Imitating God: Finding Ourselves
Thoughts on the Second Readings by J. Frankenfield
19th Sunday in Ordinary Time
Ephesians 4:30-5:2

Normally we’d dismiss someone who suggested that we act like God as a nut. How absurd! How could anyone imitate God? Still, Jesus taught this. So did Paul. What were they thinking?

One of the most famous, most loved paintings in the western world is Van Gogh’s Starry Night. It captures the feelings that human beings have experienced for ages when they look at the clear night sky. The awe and joy of simply being alive to see such a sight is overwhelming. Those of us with a Christian vocabulary can hardly miss recalling the Genesis passage where God expresses his own joy at the same starry night. Hearing God’s joy and knowing our own we begin to understand how we imitate the Creator.

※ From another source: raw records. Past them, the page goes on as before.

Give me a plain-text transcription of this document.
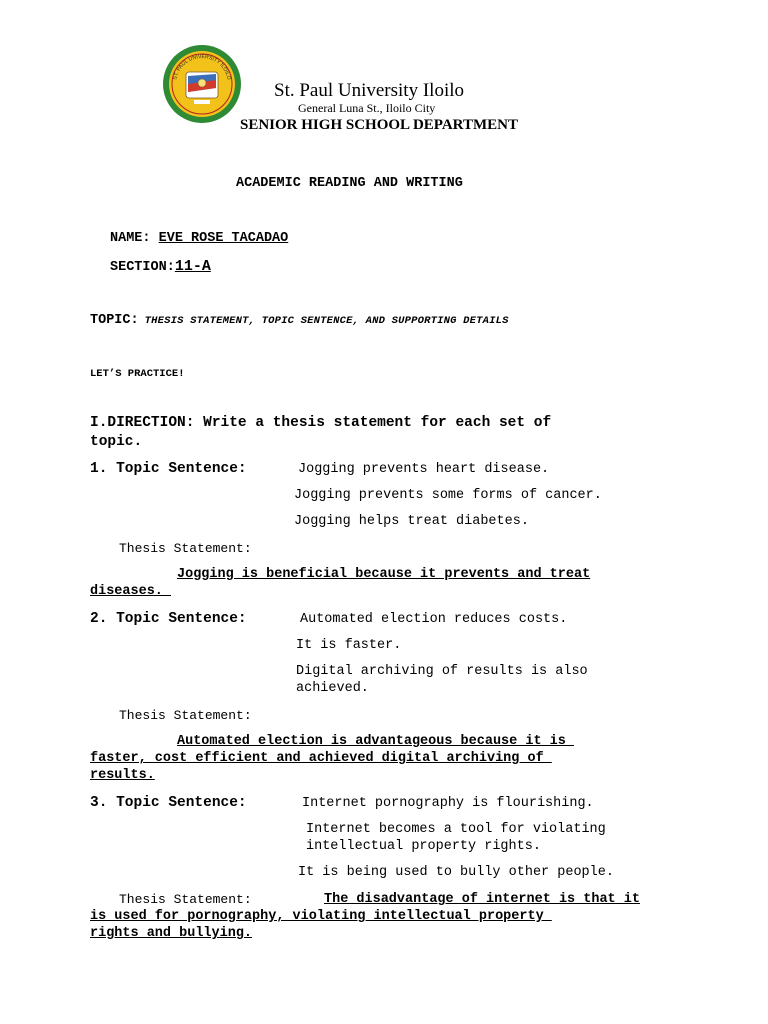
ST. PAUL UNIVERSITY ILOILO
St. Paul University Iloilo
General Luna St., Iloilo City
SENIOR HIGH SCHOOL DEPARTMENT
ACADEMIC READING AND WRITING
NAME: EVE ROSE TACADAO
SECTION:11-A
TOPIC: THESIS STATEMENT, TOPIC SENTENCE, AND SUPPORTING DETAILS
LET’S PRACTICE!
I.DIRECTION: Write a thesis statement for each set of
topic.
1. Topic Sentence:	Jogging prevents heart disease.
Jogging prevents some forms of cancer.
Jogging helps treat diabetes.
Thesis Statement:
Jogging is beneficial because it prevents and treat
diseases.
2. Topic Sentence:	Automated election reduces costs.
It is faster.
Digital archiving of results is also
achieved.
Thesis Statement:
Automated election is advantageous because it is
faster, cost efficient and achieved digital archiving of
results.
3. Topic Sentence:	Internet pornography is flourishing.
Internet becomes a tool for violating
intellectual property rights.
It is being used to bully other people.
Thesis Statement:	The disadvantage of internet is that it
is used for pornography, violating intellectual property
rights and bullying.
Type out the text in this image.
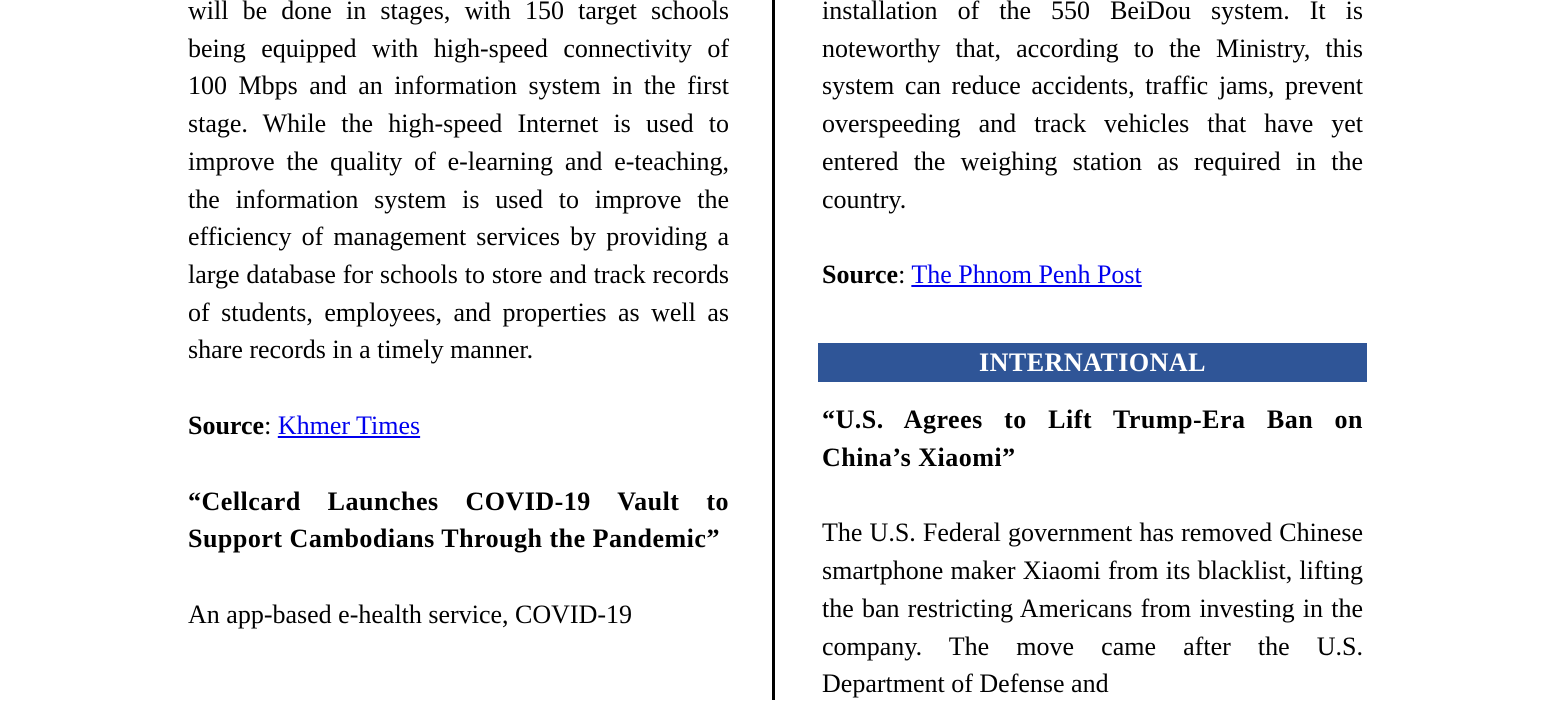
will be done in stages, with 150 target schools being equipped with high-speed connectivity of 100 Mbps and an information system in the first stage. While the high-speed Internet is used to improve the quality of e-learning and e-teaching, the information system is used to improve the efficiency of management services by providing a large database for schools to store and track records of students, employees, and properties as well as share records in a timely manner.

Source: Khmer Times

“Cellcard Launches COVID-19 Vault to Support Cambodians Through the Pandemic”

An app-based e-health service, COVID-19

installation of the 550 BeiDou system. It is noteworthy that, according to the Ministry, this system can reduce accidents, traffic jams, prevent overspeeding and track vehicles that have yet entered the weighing station as required in the country.

Source: The Phnom Penh Post

INTERNATIONAL

“U.S. Agrees to Lift Trump-Era Ban on China’s Xiaomi”

The U.S. Federal government has removed Chinese smartphone maker Xiaomi from its blacklist, lifting the ban restricting Americans from investing in the company. The move came after the U.S. Department of Defense and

The more profoundly we see life, the more deeply we allow ourselves to experience life’s goodness, the more sharply we allow ourselves to feel the pain of a diminished life, the more we are in harmony with, the more we imitate God.

A strain of stoicism has run through Christianity from its earliest centuries. Popularly, this has led to an attitude of life is as it is; wisdom is to simply follow the rule; don’t get emotionally caught up in things. Where such thinking exists, it betrays our faith.

When Jesus loved and longed to see the people around him free and joyful so much that he willingly risked his life for them, he wasn’t acting with cold propriety. He wasn’t following a rule. He was living his love, his passion – ultimately at the cost of his life.

After his death, those who had known Jesus realized, this was God loving us: God showing himself. This is what it means to be God – and what it means to be human.

God passionately loves life and rejects everything that diminishes it with all his being. The more we imitate God, the more we are human.